Oke, Girls. Pejamkan mata kalian, tetap saling bergandengan. Aku akan merapal beberapa mantra. Jika berhasil, Raka akan muncul dalam monitor. Lo boleh membuka mata, May. Katakan apa yang ingin lo bilang, bisa jadi Raka akan mengerti bisa juga tidak. Biasanya arwah hanya ingin menyapa orang yang paling ingin ditemuinya. Tetap bergandengan, jika terlepas arwah akan lenyap. Ready, Girls?” Hanya aku yang mengangguk. Desahan ngeri para sahabatku tak menyurutkan niatku.

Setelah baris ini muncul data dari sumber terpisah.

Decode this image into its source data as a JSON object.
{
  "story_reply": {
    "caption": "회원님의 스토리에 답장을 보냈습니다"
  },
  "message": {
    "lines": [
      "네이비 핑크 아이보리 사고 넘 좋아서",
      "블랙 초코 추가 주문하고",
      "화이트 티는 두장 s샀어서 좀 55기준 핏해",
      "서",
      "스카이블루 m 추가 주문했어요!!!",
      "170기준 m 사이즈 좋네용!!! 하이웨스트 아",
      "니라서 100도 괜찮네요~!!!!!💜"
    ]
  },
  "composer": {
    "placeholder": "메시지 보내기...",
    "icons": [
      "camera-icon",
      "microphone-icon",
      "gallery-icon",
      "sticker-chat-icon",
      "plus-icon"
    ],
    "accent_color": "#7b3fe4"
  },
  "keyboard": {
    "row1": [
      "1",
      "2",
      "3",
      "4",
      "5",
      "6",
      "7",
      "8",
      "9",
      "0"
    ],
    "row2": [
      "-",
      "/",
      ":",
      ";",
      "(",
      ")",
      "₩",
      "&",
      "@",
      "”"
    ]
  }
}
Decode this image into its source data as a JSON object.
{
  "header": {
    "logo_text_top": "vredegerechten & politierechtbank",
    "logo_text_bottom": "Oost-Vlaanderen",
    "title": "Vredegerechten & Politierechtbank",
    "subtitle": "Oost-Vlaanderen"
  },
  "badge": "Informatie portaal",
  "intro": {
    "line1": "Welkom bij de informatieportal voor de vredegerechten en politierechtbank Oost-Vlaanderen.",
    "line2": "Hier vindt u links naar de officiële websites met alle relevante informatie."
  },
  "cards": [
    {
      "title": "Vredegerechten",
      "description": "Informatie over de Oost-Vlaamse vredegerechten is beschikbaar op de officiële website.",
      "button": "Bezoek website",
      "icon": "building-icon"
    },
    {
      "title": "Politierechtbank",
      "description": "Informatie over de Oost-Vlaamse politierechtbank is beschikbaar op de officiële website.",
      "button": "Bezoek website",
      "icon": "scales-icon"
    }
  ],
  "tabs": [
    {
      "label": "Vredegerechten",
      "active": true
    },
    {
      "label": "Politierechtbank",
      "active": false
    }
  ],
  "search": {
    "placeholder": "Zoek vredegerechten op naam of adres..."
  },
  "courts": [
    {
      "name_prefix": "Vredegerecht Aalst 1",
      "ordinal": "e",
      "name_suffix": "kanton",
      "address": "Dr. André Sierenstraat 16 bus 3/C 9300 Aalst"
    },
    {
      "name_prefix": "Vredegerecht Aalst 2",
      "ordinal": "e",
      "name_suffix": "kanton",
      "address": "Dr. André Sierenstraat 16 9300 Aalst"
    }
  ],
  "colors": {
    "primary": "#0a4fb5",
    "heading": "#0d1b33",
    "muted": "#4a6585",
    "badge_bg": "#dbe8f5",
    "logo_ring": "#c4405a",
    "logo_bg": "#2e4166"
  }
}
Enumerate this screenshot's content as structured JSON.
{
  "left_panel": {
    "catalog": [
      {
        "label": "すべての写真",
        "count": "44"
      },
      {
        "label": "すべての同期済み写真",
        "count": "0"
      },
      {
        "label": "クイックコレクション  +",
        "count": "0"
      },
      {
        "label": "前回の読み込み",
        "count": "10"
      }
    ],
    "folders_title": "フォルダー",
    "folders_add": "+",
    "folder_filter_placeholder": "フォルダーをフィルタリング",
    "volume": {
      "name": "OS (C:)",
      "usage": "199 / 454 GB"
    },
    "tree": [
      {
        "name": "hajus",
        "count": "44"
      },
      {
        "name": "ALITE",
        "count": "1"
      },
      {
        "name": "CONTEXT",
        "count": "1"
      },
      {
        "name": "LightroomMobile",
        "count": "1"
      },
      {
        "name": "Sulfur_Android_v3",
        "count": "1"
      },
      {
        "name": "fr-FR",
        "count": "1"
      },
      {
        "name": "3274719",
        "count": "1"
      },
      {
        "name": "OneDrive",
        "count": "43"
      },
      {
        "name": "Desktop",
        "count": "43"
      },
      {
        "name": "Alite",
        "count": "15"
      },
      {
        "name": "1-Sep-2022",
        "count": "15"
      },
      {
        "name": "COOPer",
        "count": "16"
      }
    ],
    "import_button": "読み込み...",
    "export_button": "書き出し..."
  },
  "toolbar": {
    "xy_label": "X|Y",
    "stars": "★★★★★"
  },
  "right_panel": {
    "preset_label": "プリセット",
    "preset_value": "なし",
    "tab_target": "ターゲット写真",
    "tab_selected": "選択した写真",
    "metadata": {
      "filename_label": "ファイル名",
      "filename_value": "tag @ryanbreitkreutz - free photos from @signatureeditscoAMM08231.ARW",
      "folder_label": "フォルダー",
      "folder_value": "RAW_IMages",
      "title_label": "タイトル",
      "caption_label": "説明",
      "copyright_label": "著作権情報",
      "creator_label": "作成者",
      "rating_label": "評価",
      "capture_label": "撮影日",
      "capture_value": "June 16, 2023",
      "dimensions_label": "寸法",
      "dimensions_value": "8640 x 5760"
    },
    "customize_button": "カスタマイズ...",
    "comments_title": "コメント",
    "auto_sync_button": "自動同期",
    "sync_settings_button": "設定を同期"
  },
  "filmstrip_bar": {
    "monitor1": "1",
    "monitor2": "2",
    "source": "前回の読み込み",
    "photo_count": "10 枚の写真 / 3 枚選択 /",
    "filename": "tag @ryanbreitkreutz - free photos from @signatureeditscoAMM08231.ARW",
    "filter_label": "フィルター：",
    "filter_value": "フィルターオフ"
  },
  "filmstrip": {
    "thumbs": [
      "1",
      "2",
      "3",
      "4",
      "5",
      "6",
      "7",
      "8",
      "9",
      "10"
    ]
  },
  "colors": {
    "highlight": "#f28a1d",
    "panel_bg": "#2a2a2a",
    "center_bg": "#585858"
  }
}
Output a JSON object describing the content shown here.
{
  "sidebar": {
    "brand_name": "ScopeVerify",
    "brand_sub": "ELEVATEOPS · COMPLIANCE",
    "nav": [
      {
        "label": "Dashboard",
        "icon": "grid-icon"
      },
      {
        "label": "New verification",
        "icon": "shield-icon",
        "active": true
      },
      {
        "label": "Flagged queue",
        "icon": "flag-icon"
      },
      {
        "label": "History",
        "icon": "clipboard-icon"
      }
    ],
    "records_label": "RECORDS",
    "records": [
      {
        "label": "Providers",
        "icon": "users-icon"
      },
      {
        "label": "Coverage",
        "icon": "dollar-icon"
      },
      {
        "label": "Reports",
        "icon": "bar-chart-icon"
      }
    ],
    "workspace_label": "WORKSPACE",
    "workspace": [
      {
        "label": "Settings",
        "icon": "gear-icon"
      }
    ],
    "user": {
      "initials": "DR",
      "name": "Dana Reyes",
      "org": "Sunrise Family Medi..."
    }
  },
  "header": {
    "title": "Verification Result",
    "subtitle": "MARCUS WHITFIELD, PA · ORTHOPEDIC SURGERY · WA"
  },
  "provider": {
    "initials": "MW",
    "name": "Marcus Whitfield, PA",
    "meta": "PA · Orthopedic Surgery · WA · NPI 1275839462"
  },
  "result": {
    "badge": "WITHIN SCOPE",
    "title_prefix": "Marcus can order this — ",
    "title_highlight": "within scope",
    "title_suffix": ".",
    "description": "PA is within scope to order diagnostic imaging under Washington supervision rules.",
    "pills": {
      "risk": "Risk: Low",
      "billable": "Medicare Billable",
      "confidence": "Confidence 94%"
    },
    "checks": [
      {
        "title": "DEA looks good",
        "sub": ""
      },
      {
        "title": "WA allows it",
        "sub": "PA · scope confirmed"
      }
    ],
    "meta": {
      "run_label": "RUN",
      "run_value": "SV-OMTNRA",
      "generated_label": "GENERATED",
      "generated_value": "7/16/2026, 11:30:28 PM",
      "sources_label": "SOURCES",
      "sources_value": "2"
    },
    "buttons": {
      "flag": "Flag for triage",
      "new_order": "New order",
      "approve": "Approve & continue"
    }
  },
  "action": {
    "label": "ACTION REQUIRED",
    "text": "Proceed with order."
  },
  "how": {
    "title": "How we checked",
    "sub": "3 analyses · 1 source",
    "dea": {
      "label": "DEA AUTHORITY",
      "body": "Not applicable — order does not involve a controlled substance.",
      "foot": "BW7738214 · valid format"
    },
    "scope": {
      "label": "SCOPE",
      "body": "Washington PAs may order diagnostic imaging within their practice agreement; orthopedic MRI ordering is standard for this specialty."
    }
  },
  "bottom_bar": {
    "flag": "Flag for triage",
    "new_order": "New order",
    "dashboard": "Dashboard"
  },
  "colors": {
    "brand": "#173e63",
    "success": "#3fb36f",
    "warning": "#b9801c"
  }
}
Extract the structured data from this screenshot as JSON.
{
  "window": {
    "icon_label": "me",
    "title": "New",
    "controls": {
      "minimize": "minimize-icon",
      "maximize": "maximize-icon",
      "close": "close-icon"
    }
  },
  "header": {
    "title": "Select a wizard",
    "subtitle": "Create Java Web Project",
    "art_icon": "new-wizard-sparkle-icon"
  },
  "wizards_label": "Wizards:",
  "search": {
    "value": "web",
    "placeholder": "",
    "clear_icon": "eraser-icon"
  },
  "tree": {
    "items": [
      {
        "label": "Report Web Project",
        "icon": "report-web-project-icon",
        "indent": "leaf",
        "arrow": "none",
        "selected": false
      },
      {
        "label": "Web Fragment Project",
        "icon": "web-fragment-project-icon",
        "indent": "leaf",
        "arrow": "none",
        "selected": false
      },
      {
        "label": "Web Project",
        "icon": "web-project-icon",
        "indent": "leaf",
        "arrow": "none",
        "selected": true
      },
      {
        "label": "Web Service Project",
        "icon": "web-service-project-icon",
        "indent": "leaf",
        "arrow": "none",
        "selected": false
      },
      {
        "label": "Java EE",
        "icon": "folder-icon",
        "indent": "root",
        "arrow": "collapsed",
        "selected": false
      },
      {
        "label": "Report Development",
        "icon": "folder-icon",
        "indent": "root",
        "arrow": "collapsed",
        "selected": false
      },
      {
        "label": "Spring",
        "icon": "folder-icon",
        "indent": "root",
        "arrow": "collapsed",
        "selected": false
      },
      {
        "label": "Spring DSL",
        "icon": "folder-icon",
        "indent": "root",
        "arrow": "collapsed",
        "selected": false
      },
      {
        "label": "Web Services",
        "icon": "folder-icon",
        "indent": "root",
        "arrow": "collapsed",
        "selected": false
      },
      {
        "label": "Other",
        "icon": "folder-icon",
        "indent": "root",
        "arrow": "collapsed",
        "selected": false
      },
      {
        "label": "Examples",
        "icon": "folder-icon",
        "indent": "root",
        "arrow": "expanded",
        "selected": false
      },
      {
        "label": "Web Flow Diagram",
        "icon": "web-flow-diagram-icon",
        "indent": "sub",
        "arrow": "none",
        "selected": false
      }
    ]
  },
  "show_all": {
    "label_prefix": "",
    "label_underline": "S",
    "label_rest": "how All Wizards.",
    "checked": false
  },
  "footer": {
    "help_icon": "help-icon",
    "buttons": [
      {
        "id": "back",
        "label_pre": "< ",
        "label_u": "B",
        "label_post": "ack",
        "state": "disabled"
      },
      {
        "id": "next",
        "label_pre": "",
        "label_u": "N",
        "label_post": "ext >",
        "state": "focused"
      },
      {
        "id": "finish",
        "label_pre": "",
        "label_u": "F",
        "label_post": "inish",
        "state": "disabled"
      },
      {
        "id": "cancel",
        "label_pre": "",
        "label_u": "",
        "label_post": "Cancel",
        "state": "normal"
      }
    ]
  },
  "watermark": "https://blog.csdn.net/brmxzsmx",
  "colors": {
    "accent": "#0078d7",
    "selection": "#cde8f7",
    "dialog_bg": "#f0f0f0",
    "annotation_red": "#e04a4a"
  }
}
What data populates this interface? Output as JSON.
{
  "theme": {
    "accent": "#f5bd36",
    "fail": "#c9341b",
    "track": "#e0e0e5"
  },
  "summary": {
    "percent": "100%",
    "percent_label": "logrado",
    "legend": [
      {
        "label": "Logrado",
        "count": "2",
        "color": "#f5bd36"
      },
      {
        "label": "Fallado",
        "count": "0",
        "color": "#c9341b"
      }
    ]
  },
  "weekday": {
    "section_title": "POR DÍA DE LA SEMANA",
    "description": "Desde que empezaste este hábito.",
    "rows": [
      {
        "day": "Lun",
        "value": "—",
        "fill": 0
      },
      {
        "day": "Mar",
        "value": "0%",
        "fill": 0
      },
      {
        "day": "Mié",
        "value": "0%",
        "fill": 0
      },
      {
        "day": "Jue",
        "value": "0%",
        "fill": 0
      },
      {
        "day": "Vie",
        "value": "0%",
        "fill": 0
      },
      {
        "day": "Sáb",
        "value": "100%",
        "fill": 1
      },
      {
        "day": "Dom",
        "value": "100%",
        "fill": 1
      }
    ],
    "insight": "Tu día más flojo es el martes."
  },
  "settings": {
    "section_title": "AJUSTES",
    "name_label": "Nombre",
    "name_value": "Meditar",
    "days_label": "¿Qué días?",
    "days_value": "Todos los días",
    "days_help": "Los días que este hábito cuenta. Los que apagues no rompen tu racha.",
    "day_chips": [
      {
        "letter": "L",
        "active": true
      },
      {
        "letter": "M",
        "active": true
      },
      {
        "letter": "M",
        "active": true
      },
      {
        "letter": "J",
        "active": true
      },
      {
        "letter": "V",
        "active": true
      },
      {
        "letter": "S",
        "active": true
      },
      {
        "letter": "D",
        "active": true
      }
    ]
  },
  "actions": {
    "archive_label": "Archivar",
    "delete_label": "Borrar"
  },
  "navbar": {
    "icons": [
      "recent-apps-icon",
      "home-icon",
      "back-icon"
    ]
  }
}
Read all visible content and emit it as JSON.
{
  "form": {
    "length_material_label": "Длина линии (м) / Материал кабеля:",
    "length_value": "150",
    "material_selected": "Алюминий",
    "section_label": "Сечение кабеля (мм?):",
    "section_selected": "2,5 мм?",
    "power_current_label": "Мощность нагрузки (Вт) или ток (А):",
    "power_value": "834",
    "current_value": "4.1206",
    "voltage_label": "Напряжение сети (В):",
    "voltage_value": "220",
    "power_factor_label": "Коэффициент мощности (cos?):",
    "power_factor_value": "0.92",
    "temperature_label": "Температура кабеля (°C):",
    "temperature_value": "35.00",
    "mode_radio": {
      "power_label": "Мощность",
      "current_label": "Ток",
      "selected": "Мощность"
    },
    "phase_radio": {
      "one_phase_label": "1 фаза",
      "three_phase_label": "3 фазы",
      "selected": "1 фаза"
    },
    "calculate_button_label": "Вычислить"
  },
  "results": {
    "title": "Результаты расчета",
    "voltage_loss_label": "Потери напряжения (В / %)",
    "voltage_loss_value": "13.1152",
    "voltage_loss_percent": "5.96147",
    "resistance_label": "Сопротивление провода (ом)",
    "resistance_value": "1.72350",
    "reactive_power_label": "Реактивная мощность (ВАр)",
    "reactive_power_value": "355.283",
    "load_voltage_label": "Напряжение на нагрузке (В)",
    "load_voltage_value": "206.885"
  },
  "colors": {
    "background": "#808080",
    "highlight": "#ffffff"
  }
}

Let’s do it. Pejamkan mata kalian, genggam yang erat.” Devi mulai memimpin upacara ini. Aku merasakan tangan Anna dan Intan bergetar dalam genggamanku. Aku pun sama takutnya dengan mereka. Devi merapal mantra demi mantra, mula-mula lembut, lalu semakin keras dan keras. Kemudian, entah darimana muncul angin yang bertiup menyibak rambut-rambut kami. Sekujur bulu tubuh kami meremang. Lalu, suara bip panjang datang dari laptop. Aku membuka mata. Seketika air mataku menetes, wajah tampan itu muncul di layar. Kabur pada awalnya, tapi lalu tampak nyata. Tatapannya, senyumnya, ia hidup!

“Raka…,” bisikku. Pria itu menatap ke arahku, seperti mendengar panggilku. Tapi, mengapa ia diam?

“Raka…maafkan aku,” bisikku lagi. Raka tetap diam mendengar suaraku. Keningnya berkerut seperti memikirkan sesuatu.

“Aku…aku gak bermaksud menuduhmu, aku menyesal, Sayang.” Aku mulai mengisak tak terkendali. Genggaman Anna terasa mengencang lalu menggigil. Raka masih mengerutkan keningnya.

“Ini aku, Maya, kau mengenaliku, bukan?” Tapi Raka berpaling dariku. Pandangannya beralih ke Intan, lalu ke Anna. Kemudian senyumnya mengembang.

“Anna, aku rindu sekali.” Suara Raka bergaung, menggema ke seluruh ruangan. Aku terpana. Hatiku pecah berantakan.